„Italienischer Metal-Goth-Pop-Rock“ ist eine Genre-Bezeichnung, bei der ich erst mal schlucken muss. The Love Crave sind genau das: Melodien und ein Damenstimmchen so süß wie Zuckerwatte, bonbonfarbene Effekte und Polyphonie was die Geräte hergeben, ein wenig Elektro und Riffs so hart wie Opas Spannschuss. Die Welt ist eine gigantisch-pathetische Oper. Mozart müsste kotzen - und ich schlucke jetzt wirklich.

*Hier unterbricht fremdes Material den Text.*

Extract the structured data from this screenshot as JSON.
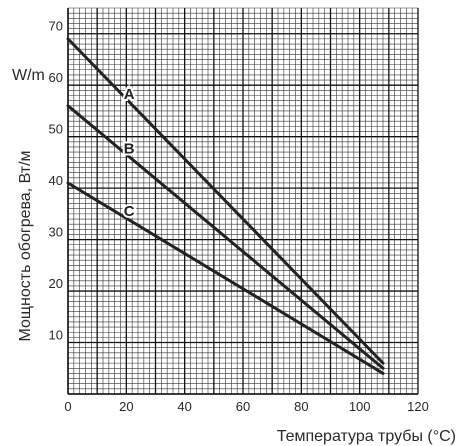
{
  "chart_data": {
    "type": "line",
    "title": "",
    "xlabel": "Температура трубы (°C)",
    "ylabel": "Мощность обогрева, Вт/м",
    "yunit": "W/m",
    "xlim": [
      0,
      120
    ],
    "ylim": [
      0,
      75
    ],
    "xticks": [
      "0",
      "20",
      "40",
      "60",
      "80",
      "100",
      "120"
    ],
    "yticks": [
      "10",
      "20",
      "30",
      "40",
      "50",
      "60",
      "70"
    ],
    "grid": true,
    "line_color": "#222222",
    "grid_color": "#333333",
    "series": [
      {
        "name": "A",
        "x": [
          0,
          108
        ],
        "y": [
          69,
          6
        ]
      },
      {
        "name": "B",
        "x": [
          0,
          108
        ],
        "y": [
          56,
          5
        ]
      },
      {
        "name": "C",
        "x": [
          0,
          108
        ],
        "y": [
          41,
          4
        ]
      }
    ]
  }
}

The Love Crave ist ganz eindeutig Kitsch-Metal – und zwar ohne Überraschungen und ohne zu übertreiben. Nur um das noch mal festzuhalten: Man kann das Quartett ohne einen Hauch von schlechtem Gewissen genau auf die oben genannten Eigenschaften reduzieren.
Und dennoch – surprise, surprise – wäre es unfair zu sagen, „The Angel and the Rain“ sei der allerletzte Scheiß. Sicherlich ist die Platte nicht gerade eine Sternstunde der Musikgeschichte, man hat diese Art von Songs schon oft gehört; und doch ist die Platte fett produziert (na gut, überproduziert ;)), die Mucke lädt immerhin zum Mitwippen ein, die Riffs kommen treffsicher. Trotzdem: Das reicht jetzt, genug der Heulsusenmucke.
pathetische Musik??? Sicher nicht…. pathetische reviewer!!!! Sicher ja.